Other markets inclined to super-size their products include the health-care industry, laboratories, mail order industries and universities, Russell noted. Not only are the many uses for integrated and affixed products unsung, he added that their uses are more efficient overall than most clients realize. Large numbers of distributors, however, aren’t highlighting the long-term advantages of integrated products to their customers.
“Specifically,” said Brown, “an integrated label is more cost-effective and provides a more timely turn-around than printing a label separately from the form. You also get an exact printing match between the form and label.” Russell mentioned their added efficiency in packing technologies, not to mention how they affect production and quality control for matching information printed on both pieces of the product.

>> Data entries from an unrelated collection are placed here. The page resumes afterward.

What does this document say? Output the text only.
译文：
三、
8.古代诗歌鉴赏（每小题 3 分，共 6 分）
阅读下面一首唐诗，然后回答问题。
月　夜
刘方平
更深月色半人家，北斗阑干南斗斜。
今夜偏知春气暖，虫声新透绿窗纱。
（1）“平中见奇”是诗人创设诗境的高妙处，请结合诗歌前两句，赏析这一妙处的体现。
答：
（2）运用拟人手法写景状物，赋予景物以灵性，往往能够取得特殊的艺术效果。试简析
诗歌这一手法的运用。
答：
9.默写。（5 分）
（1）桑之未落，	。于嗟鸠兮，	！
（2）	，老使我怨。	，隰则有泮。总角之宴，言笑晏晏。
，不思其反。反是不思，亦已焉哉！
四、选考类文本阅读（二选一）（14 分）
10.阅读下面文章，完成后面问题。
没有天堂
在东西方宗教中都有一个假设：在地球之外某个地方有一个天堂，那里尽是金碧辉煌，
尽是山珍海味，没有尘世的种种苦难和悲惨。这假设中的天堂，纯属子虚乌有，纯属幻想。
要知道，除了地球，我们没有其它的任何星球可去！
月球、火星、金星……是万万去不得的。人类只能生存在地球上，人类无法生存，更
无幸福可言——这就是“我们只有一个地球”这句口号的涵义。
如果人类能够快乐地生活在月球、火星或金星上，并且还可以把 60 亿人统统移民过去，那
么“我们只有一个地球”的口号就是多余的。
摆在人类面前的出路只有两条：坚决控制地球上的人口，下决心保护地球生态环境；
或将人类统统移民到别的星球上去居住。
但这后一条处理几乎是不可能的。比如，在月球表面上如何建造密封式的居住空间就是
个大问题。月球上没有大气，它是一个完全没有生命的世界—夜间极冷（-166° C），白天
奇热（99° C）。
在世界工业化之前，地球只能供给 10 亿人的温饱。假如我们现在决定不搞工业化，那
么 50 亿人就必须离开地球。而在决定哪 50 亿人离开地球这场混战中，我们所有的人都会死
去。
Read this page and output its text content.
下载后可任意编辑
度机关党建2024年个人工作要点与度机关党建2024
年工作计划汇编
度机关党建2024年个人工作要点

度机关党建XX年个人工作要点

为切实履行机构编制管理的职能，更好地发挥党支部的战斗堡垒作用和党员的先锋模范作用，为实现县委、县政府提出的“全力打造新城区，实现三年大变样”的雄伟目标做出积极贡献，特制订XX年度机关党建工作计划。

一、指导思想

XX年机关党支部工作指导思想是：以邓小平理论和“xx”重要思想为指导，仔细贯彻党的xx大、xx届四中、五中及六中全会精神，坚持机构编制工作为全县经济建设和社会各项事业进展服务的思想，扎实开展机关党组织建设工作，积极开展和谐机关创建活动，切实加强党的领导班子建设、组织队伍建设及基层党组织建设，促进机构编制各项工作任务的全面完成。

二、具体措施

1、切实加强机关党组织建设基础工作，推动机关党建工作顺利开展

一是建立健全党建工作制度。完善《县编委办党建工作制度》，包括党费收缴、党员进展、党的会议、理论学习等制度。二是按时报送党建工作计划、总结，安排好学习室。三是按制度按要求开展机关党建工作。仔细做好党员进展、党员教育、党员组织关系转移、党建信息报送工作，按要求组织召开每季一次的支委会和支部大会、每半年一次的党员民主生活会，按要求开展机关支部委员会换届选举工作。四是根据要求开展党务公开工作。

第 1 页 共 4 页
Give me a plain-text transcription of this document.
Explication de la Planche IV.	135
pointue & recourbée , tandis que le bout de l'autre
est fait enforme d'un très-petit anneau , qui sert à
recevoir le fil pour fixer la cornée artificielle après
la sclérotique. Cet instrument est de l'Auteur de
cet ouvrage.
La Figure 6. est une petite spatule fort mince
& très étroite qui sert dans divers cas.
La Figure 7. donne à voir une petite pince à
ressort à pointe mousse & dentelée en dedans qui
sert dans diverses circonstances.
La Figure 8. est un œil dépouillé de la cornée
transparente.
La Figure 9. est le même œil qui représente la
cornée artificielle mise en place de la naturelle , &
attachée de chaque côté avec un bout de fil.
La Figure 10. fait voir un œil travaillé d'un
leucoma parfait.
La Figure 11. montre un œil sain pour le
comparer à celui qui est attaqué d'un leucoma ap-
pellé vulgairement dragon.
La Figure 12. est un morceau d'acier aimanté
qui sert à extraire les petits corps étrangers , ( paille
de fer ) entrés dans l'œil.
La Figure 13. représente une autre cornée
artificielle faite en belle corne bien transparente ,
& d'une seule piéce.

Adding integrated products to manufacturing services means marketing the advantages of the products to customers. “The manufacturer must focus on marketing the benefits of these products through media, educational pieces, seminars and hands-on demonstrable samples,” added Russell. Offering consumer examples, perhaps items received in the mail, might help customers understand which of their products could benefit from combining production.
Overall cost must be focused on, too. “If end-user[s] truly measure the cost of all activities within their business system [and] not just the per-unit cost of integrated product[s], they will find they can be extremely cost-effective in eliminating a lot of redundancy,” he continued. “Certainly, having the security of eliminating costly mix-and-match scenarios is a great [system of checks and balances], as well.” He mentioned that both the salesperson and the customer must be willing to look at the big picture of cost and savings due to the initial blow of higher production costs. “They must understand the long-term value in such a product investment,” he said.
Unfortunately, the plusses of product flexibility and efficiency are balanced by the usual set of challenges accompanying the manufacture of any product. Brown mentioned that communicating the flexibility of the integrated form to end-users is often difficult. “There has been some erosion of integrated products in certain applications,” Russell acknowledged, “where a pressure-sensitive thermal transfer label with multiple die cuts can be more cost effective. Generally, this would be in lower volume, slower speed environments. One aspect of form/label combinations that is often overlooked, from a sales standpoint, is that this type of product will be extremely difficult—if not impossible—to reproduce in an electronic format.” Even with the added adversity of updated technology, manufacturers have advantages to offer potential customers of integrated products.
Super-sizing an order might take extra research, persistence and marketing. But with the necessary tools delivered right to your door, the up-sell might not be as unnatural as it initially appears.